Fortunately, in recent years, following the collapse of Newsfield in the early 90s and his subsequent work with Thalamus Publishing, Kean re-discovered these roles thanks to the renewed interest in retro gaming during the mid-00s. Having first spoken to Kean in 2005, Fusion Retro Books founder Chris Wilkins enlisted Kean to help write a book charting the rise and fall of Manchester software house Ocean.

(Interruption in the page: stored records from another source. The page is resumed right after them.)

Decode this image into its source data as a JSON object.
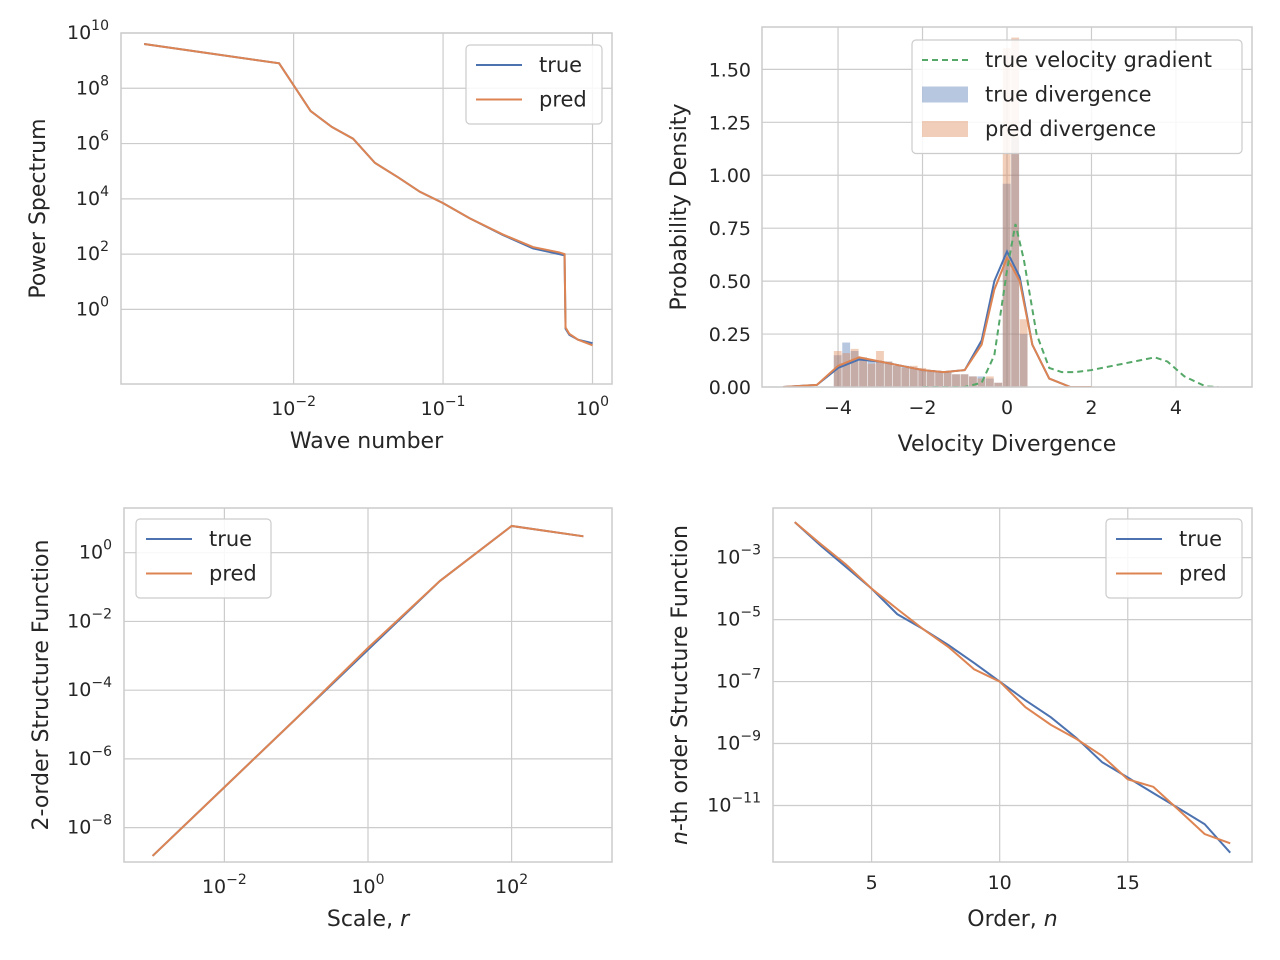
{
  "colors": {
    "true": "#4c72b0",
    "pred": "#dd8452",
    "gradient": "#55a868"
  },
  "chart_data": [
    {
      "id": "power-spectrum",
      "type": "line",
      "xscale": "log",
      "yscale": "log",
      "xlabel": "Wave number",
      "ylabel": "Power Spectrum",
      "xlim": [
        0.0007,
        1.35
      ],
      "ylim": [
        0.002,
        10000000000
      ],
      "xticks": [
        {
          "value": 0.01,
          "base": "10",
          "exp": "−2"
        },
        {
          "value": 0.1,
          "base": "10",
          "exp": "−1"
        },
        {
          "value": 1,
          "base": "10",
          "exp": "0"
        }
      ],
      "yticks": [
        {
          "value": 1,
          "base": "10",
          "exp": "0"
        },
        {
          "value": 100,
          "base": "10",
          "exp": "2"
        },
        {
          "value": 10000,
          "base": "10",
          "exp": "4"
        },
        {
          "value": 1000000,
          "base": "10",
          "exp": "6"
        },
        {
          "value": 100000000,
          "base": "10",
          "exp": "8"
        },
        {
          "value": 10000000000,
          "base": "10",
          "exp": "10"
        }
      ],
      "legend": {
        "position": "top-right",
        "entries": [
          "true",
          "pred"
        ]
      },
      "series": [
        {
          "name": "true",
          "color": "true",
          "x": [
            0.001,
            0.008,
            0.013,
            0.018,
            0.025,
            0.035,
            0.05,
            0.07,
            0.1,
            0.15,
            0.25,
            0.4,
            0.6,
            0.65,
            0.66,
            0.7,
            0.8,
            1.0
          ],
          "y": [
            4000000000,
            800000000,
            15000000,
            4000000,
            1500000,
            200000,
            60000,
            18000,
            7000,
            2000,
            500,
            160,
            100,
            90,
            0.2,
            0.12,
            0.08,
            0.06
          ]
        },
        {
          "name": "pred",
          "color": "pred",
          "x": [
            0.001,
            0.008,
            0.013,
            0.018,
            0.025,
            0.035,
            0.05,
            0.07,
            0.1,
            0.15,
            0.25,
            0.4,
            0.6,
            0.65,
            0.66,
            0.7,
            0.8,
            1.0
          ],
          "y": [
            4000000000,
            800000000,
            15000000,
            4000000,
            1500000,
            200000,
            60000,
            18000,
            7000,
            2000,
            520,
            180,
            115,
            100,
            0.22,
            0.13,
            0.08,
            0.05
          ]
        }
      ]
    },
    {
      "id": "velocity-divergence",
      "type": "histogram",
      "xscale": "linear",
      "yscale": "linear",
      "xlabel": "Velocity Divergence",
      "ylabel": "Probability Density",
      "xlim": [
        -5.8,
        5.8
      ],
      "ylim": [
        0,
        1.7
      ],
      "xticks": [
        {
          "value": -4,
          "text": "−4"
        },
        {
          "value": -2,
          "text": "−2"
        },
        {
          "value": 0,
          "text": "0"
        },
        {
          "value": 2,
          "text": "2"
        },
        {
          "value": 4,
          "text": "4"
        }
      ],
      "yticks": [
        {
          "value": 0,
          "text": "0.00"
        },
        {
          "value": 0.25,
          "text": "0.25"
        },
        {
          "value": 0.5,
          "text": "0.50"
        },
        {
          "value": 0.75,
          "text": "0.75"
        },
        {
          "value": 1.0,
          "text": "1.00"
        },
        {
          "value": 1.25,
          "text": "1.25"
        },
        {
          "value": 1.5,
          "text": "1.50"
        }
      ],
      "legend": {
        "position": "top-right",
        "entries": [
          "true velocity gradient",
          "true divergence",
          "pred divergence"
        ]
      },
      "hist_true": {
        "bin_start": -4.1,
        "bin_width": 0.2,
        "values": [
          0.15,
          0.21,
          0.17,
          0.14,
          0.13,
          0.12,
          0.12,
          0.1,
          0.1,
          0.09,
          0.08,
          0.08,
          0.07,
          0.07,
          0.06,
          0.06,
          0.05,
          0.05,
          0.04,
          0.02,
          0.96,
          1.18,
          0.25
        ]
      },
      "hist_pred": {
        "bin_start": -4.1,
        "bin_width": 0.2,
        "values": [
          0.17,
          0.16,
          0.18,
          0.13,
          0.11,
          0.17,
          0.12,
          0.1,
          0.09,
          0.1,
          0.09,
          0.08,
          0.07,
          0.07,
          0.06,
          0.06,
          0.05,
          0.04,
          0.05,
          0.02,
          1.6,
          1.65,
          0.32
        ]
      },
      "series": [
        {
          "name": "true divergence",
          "color": "true",
          "style": "solid",
          "x": [
            -5.3,
            -4.5,
            -4.0,
            -3.5,
            -3.0,
            -2.5,
            -2.0,
            -1.5,
            -1.0,
            -0.6,
            -0.3,
            0.0,
            0.3,
            0.6,
            1.0,
            1.5,
            2.0
          ],
          "y": [
            0.0,
            0.01,
            0.09,
            0.13,
            0.12,
            0.1,
            0.08,
            0.07,
            0.08,
            0.22,
            0.5,
            0.64,
            0.52,
            0.2,
            0.04,
            0.0,
            0.0
          ]
        },
        {
          "name": "pred divergence",
          "color": "pred",
          "style": "solid",
          "x": [
            -5.3,
            -4.5,
            -4.0,
            -3.5,
            -3.0,
            -2.5,
            -2.0,
            -1.5,
            -1.0,
            -0.6,
            -0.3,
            0.0,
            0.3,
            0.6,
            1.0,
            1.5,
            2.0
          ],
          "y": [
            0.0,
            0.01,
            0.1,
            0.14,
            0.12,
            0.1,
            0.08,
            0.07,
            0.08,
            0.2,
            0.46,
            0.61,
            0.5,
            0.2,
            0.04,
            0.0,
            0.0
          ]
        },
        {
          "name": "true velocity gradient",
          "color": "gradient",
          "style": "dashed",
          "x": [
            -2.0,
            -1.0,
            -0.6,
            -0.3,
            0.0,
            0.2,
            0.4,
            0.7,
            1.0,
            1.3,
            1.6,
            2.0,
            2.5,
            3.0,
            3.5,
            3.8,
            4.2,
            4.7,
            5.0
          ],
          "y": [
            0.0,
            0.0,
            0.02,
            0.15,
            0.55,
            0.77,
            0.6,
            0.25,
            0.09,
            0.07,
            0.07,
            0.08,
            0.1,
            0.12,
            0.14,
            0.12,
            0.05,
            0.003,
            0.0
          ]
        }
      ]
    },
    {
      "id": "second-order-structure",
      "type": "line",
      "xscale": "log",
      "yscale": "log",
      "xlabel": "Scale, ",
      "xlabel_var": "r",
      "ylabel": "2-order Structure Function",
      "xlim": [
        0.0004,
        2500
      ],
      "ylim": [
        1e-09,
        20
      ],
      "xticks": [
        {
          "value": 0.01,
          "base": "10",
          "exp": "−2"
        },
        {
          "value": 1,
          "base": "10",
          "exp": "0"
        },
        {
          "value": 100,
          "base": "10",
          "exp": "2"
        }
      ],
      "yticks": [
        {
          "value": 1e-08,
          "base": "10",
          "exp": "−8"
        },
        {
          "value": 1e-06,
          "base": "10",
          "exp": "−6"
        },
        {
          "value": 0.0001,
          "base": "10",
          "exp": "−4"
        },
        {
          "value": 0.01,
          "base": "10",
          "exp": "−2"
        },
        {
          "value": 1,
          "base": "10",
          "exp": "0"
        }
      ],
      "legend": {
        "position": "top-left",
        "entries": [
          "true",
          "pred"
        ]
      },
      "series": [
        {
          "name": "true",
          "color": "true",
          "x": [
            0.001,
            0.01,
            0.1,
            1,
            10,
            100,
            1000
          ],
          "y": [
            1.5e-09,
            1.5e-07,
            1.5e-05,
            0.0015,
            0.15,
            6,
            3
          ]
        },
        {
          "name": "pred",
          "color": "pred",
          "x": [
            0.001,
            0.01,
            0.1,
            1,
            10,
            100,
            1000
          ],
          "y": [
            1.5e-09,
            1.5e-07,
            1.5e-05,
            0.0017,
            0.15,
            6,
            3
          ]
        }
      ]
    },
    {
      "id": "nth-order-structure",
      "type": "line",
      "xscale": "linear",
      "yscale": "log",
      "xlabel": "Order, ",
      "xlabel_var": "n",
      "ylabel_var": "n",
      "ylabel": "-th order Structure Function",
      "xlim": [
        1.15,
        19.85
      ],
      "ylim": [
        1.5e-13,
        0.04
      ],
      "xticks": [
        {
          "value": 5,
          "text": "5"
        },
        {
          "value": 10,
          "text": "10"
        },
        {
          "value": 15,
          "text": "15"
        }
      ],
      "yticks": [
        {
          "value": 1e-11,
          "base": "10",
          "exp": "−11"
        },
        {
          "value": 1e-09,
          "base": "10",
          "exp": "−9"
        },
        {
          "value": 1e-07,
          "base": "10",
          "exp": "−7"
        },
        {
          "value": 1e-05,
          "base": "10",
          "exp": "−5"
        },
        {
          "value": 0.001,
          "base": "10",
          "exp": "−3"
        }
      ],
      "legend": {
        "position": "top-right",
        "entries": [
          "true",
          "pred"
        ]
      },
      "series": [
        {
          "name": "true",
          "color": "true",
          "x": [
            2,
            3,
            4,
            5,
            6,
            7,
            8,
            9,
            10,
            11,
            12,
            13,
            14,
            15,
            16,
            17,
            18,
            19
          ],
          "y": [
            0.014,
            0.0025,
            0.0005,
            0.0001,
            1.5e-05,
            5e-06,
            1.5e-06,
            4e-07,
            1e-07,
            2.5e-08,
            7e-09,
            1.5e-09,
            2.5e-10,
            8e-11,
            2.5e-11,
            8e-12,
            2.5e-12,
            3e-13
          ]
        },
        {
          "name": "pred",
          "color": "pred",
          "x": [
            2,
            3,
            4,
            5,
            6,
            7,
            8,
            9,
            10,
            11,
            12,
            13,
            14,
            15,
            16,
            17,
            18,
            19
          ],
          "y": [
            0.014,
            0.0028,
            0.0006,
            0.0001,
            2.2e-05,
            5e-06,
            1.3e-06,
            2.5e-07,
            1e-07,
            1.5e-08,
            4e-09,
            1.4e-09,
            4e-10,
            7e-11,
            4e-11,
            7e-12,
            1.2e-12,
            6e-13
          ]
        }
      ]
    }
  ]
}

"He was a hugely educated man and knew so much about everything," Wilkins tells me. "Any topic we discussed, he always seemed to know more about it than me, so it always became educational. In terms of producing print, he was the teacher, and I had so much to learn. He passed all he knew on in a way that I could pick up." Ostensibly retired, Kean contributed to subsequent books from Fusion and, in 2020, took undiluted joy from being involved with its rebooted Crash Magazine. His final work for Fusion was, appropriately, designing and writing for the 2021 Zzap!64 annual. Already diagnosed with the insidious condition, Motor Neurone Disease, that would claim his life, Kean infused his editorial with his trademark wisdom and warmth.
And those two traits are perhaps the ones that sum him up best. I was a Crash subscriber back in the day, and reading that magazine felt like being part of a family. Each issue began with Kean's editorial, a combination of deep knowledge of the industry and a kind-hearted tone that steadfastly refused to patronise its readers. Kean's remit, to write for teenage readers as if they were young adults, made Crash and Zzap!64 more lifestyle magazines than specialist periodicals.
When I finally met Kean at a retro gaming event six years ago, I could have bored him and Frey to tears. Not a chance. As with all of those fans eager to discuss their nostalgic memories with the men that helped make them happen, Kean met me with a smile and enthusiasm undimmed by the passing of years and tribulations of running a publishing company. Those of us lucky enough to have met him will miss his words, charm and personality. Yet, as with the artistic talents of his great friend and companion, at least he got to know how much we appreciated it.